I need about one hundred fifty drafts of a poem to get it right, and fifty more to make it sound spontaneous.”
James Dickey, Poet
You have often heard it said to “grow where you are planted.” Fitting, because plants will grow just about anywhere, no matter the conditions. Whether or not they survive after coming through the soil is quite another feat.
I noticed lately a stretch of mushrooms in the yard. There were small ones popping up near my rose bushes, and larger ones in the backyard reaching toward the pine trees. I also observed they all grew in rows. They did not simply appear in a bunch, but grew along the edging in the rose bed and then in their own outlined row up the hill in the back. Being a neat freak with a preference for order, I appreciated this design.

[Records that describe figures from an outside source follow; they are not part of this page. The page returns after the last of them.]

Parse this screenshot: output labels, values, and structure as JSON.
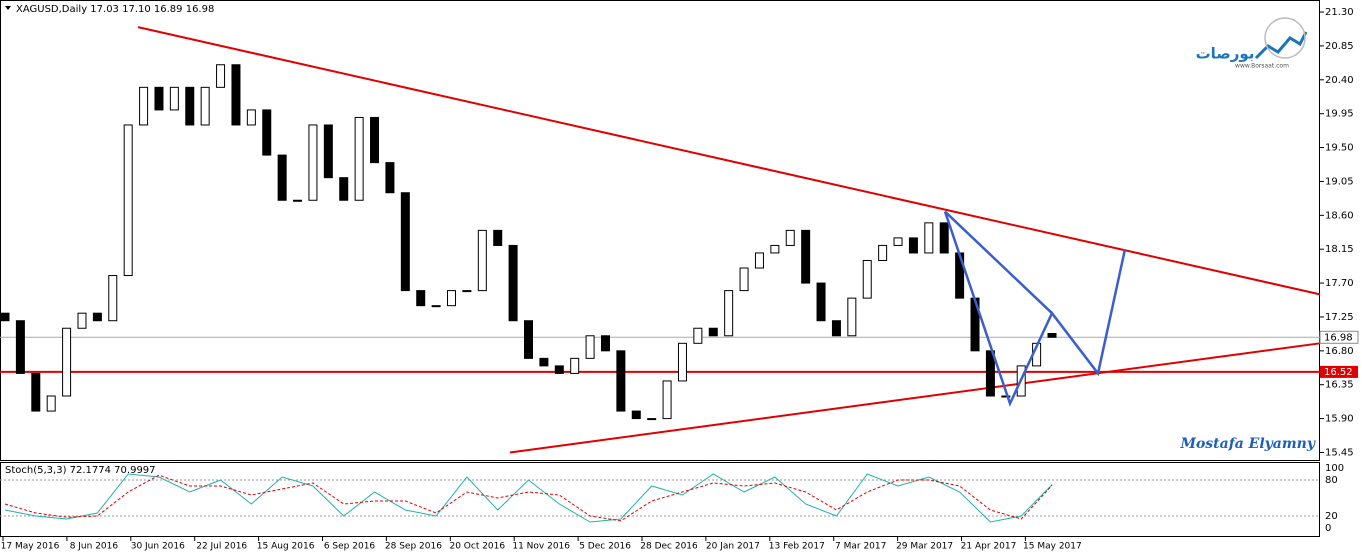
{
  "chart_data": {
    "type": "candlestick",
    "title": "XAGUSD,Daily  17.03 17.10 16.89 16.98",
    "ylim": [
      15.35,
      21.46
    ],
    "yticks": [
      {
        "value": 21.3,
        "label": "21.30"
      },
      20.85,
      {
        "value": 20.4,
        "label": "20.40"
      },
      19.95,
      {
        "value": 19.5,
        "label": "19.50"
      },
      19.05,
      {
        "value": 18.6,
        "label": "18.60"
      },
      18.15,
      {
        "value": 17.7,
        "label": "17.70"
      },
      17.25,
      {
        "value": 16.8,
        "label": "16.80"
      },
      16.35,
      {
        "value": 15.9,
        "label": "15.90"
      },
      15.45
    ],
    "x_labels": [
      "17 May 2016",
      "8 Jun 2016",
      "30 Jun 2016",
      "22 Jul 2016",
      "15 Aug 2016",
      "6 Sep 2016",
      "28 Sep 2016",
      "20 Oct 2016",
      "11 Nov 2016",
      "5 Dec 2016",
      "28 Dec 2016",
      "20 Jan 2017",
      "13 Feb 2017",
      "7 Mar 2017",
      "29 Mar 2017",
      "21 Apr 2017",
      "15 May 2017"
    ],
    "open": [
      17.3,
      17.2,
      16.5,
      16.0,
      16.2,
      17.1,
      17.3,
      17.2,
      17.8,
      19.8,
      20.3,
      20.0,
      20.3,
      19.8,
      20.3,
      20.6,
      19.8,
      20.0,
      19.4,
      18.8,
      18.8,
      19.8,
      19.1,
      18.8,
      19.9,
      19.3,
      18.9,
      17.6,
      17.4,
      17.4,
      17.6,
      17.6,
      18.4,
      18.2,
      17.2,
      16.7,
      16.6,
      16.5,
      16.7,
      17.0,
      16.8,
      16.0,
      15.9,
      15.9,
      16.4,
      16.9,
      17.1,
      17.0,
      17.6,
      17.9,
      18.1,
      18.2,
      18.4,
      17.7,
      17.2,
      17.0,
      17.5,
      18.0,
      18.2,
      18.3,
      18.1,
      18.5,
      18.1,
      17.5,
      16.8,
      16.2,
      16.2,
      16.6,
      17.03
    ],
    "close": [
      17.2,
      16.5,
      16.0,
      16.2,
      17.1,
      17.3,
      17.2,
      17.8,
      19.8,
      20.3,
      20.0,
      20.3,
      19.8,
      20.3,
      20.6,
      19.8,
      20.0,
      19.4,
      18.8,
      18.8,
      19.8,
      19.1,
      18.8,
      19.9,
      19.3,
      18.9,
      17.6,
      17.4,
      17.4,
      17.6,
      17.6,
      18.4,
      18.2,
      17.2,
      16.7,
      16.6,
      16.5,
      16.7,
      17.0,
      16.8,
      16.0,
      15.9,
      15.9,
      16.4,
      16.9,
      17.1,
      17.0,
      17.6,
      17.9,
      18.1,
      18.2,
      18.4,
      17.7,
      17.2,
      17.0,
      17.5,
      18.0,
      18.2,
      18.3,
      18.1,
      18.5,
      18.1,
      17.5,
      16.8,
      16.2,
      16.2,
      16.6,
      16.9,
      16.98
    ],
    "current_price": 16.98,
    "level": 16.52,
    "resistance": [
      21.1,
      17.55
    ],
    "support": [
      15.45,
      16.9
    ],
    "pattern": [
      18.65,
      16.1,
      17.3,
      16.5,
      18.15
    ],
    "signature": "Mostafa Elyamny",
    "logo": "بورصات",
    "logo_url": "www.Borsaat.com",
    "stoch": {
      "title": "Stoch(5,3,3) 72.1774 70.9997",
      "ylim": [
        0,
        100
      ],
      "yticks": [
        100,
        80,
        20,
        0
      ],
      "main": [
        30,
        20,
        15,
        25,
        90,
        85,
        60,
        80,
        40,
        85,
        70,
        20,
        60,
        30,
        20,
        85,
        30,
        80,
        40,
        10,
        15,
        70,
        55,
        90,
        60,
        85,
        40,
        20,
        90,
        70,
        85,
        60,
        10,
        20,
        72.1774
      ],
      "signal": [
        40,
        25,
        18,
        20,
        60,
        88,
        70,
        70,
        55,
        65,
        75,
        40,
        45,
        45,
        25,
        60,
        50,
        60,
        55,
        20,
        12,
        45,
        60,
        75,
        70,
        75,
        60,
        30,
        60,
        80,
        80,
        70,
        30,
        15,
        70.9997
      ]
    }
  }
}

Despite our weather being odd, warm when it should be cold, and now bitterly cold (it is December after all!), they grew despite the strange and dry weather.
As I studied the beige fungi, I thought how courageous they were to just appear. And then to go in a direction of their choosing. Well, I’m not entirely sure that is how it works. But in my creative, imaginative, writer’s mind, that is what I had decided.
And sometimes, as writers, we not only appear, but we expand beyond the reaches of either normalcy or what is expected. It takes courage to put our work out there, but we do it because we love what we do.
I was in a writing group where we were tasked to write pieces based upon prompts our host was sharing. One of the prompts asked us to think about challenges we had to overcome in our writing journey. I have had many, as I am sure you have, but my poetry journey stood out in this instance. I wrote more on my challenge in a recent blog post, but in short, I had listened to the negativity so much early in my writing life that I had given it up for a long time. It was only reawakened last year during April’s National Poetry Month.
Negativity, criticism, and disbelief that we can ever become anyone with our writing can bring us down for sure. Or we might experience other challenges—health, disasters, economic problems—that can trip us up in our writing travels for a while because now our focus is needed elsewhere.
In all my many years of writing, in various forms, I have not always known the direction I should aim. But I keep moving. I keep writing, knowing my labor in penning amazing stories and words is not wasted.
We can choose our direction in our writing journey. Or we may simply choose the destination and remain open to the various routes that get us there.
The key is to write where you are in life despite your current environment. You might only write a little before you write more. But pretty soon, you will have a trail of work behind you as you lead the way in your journey.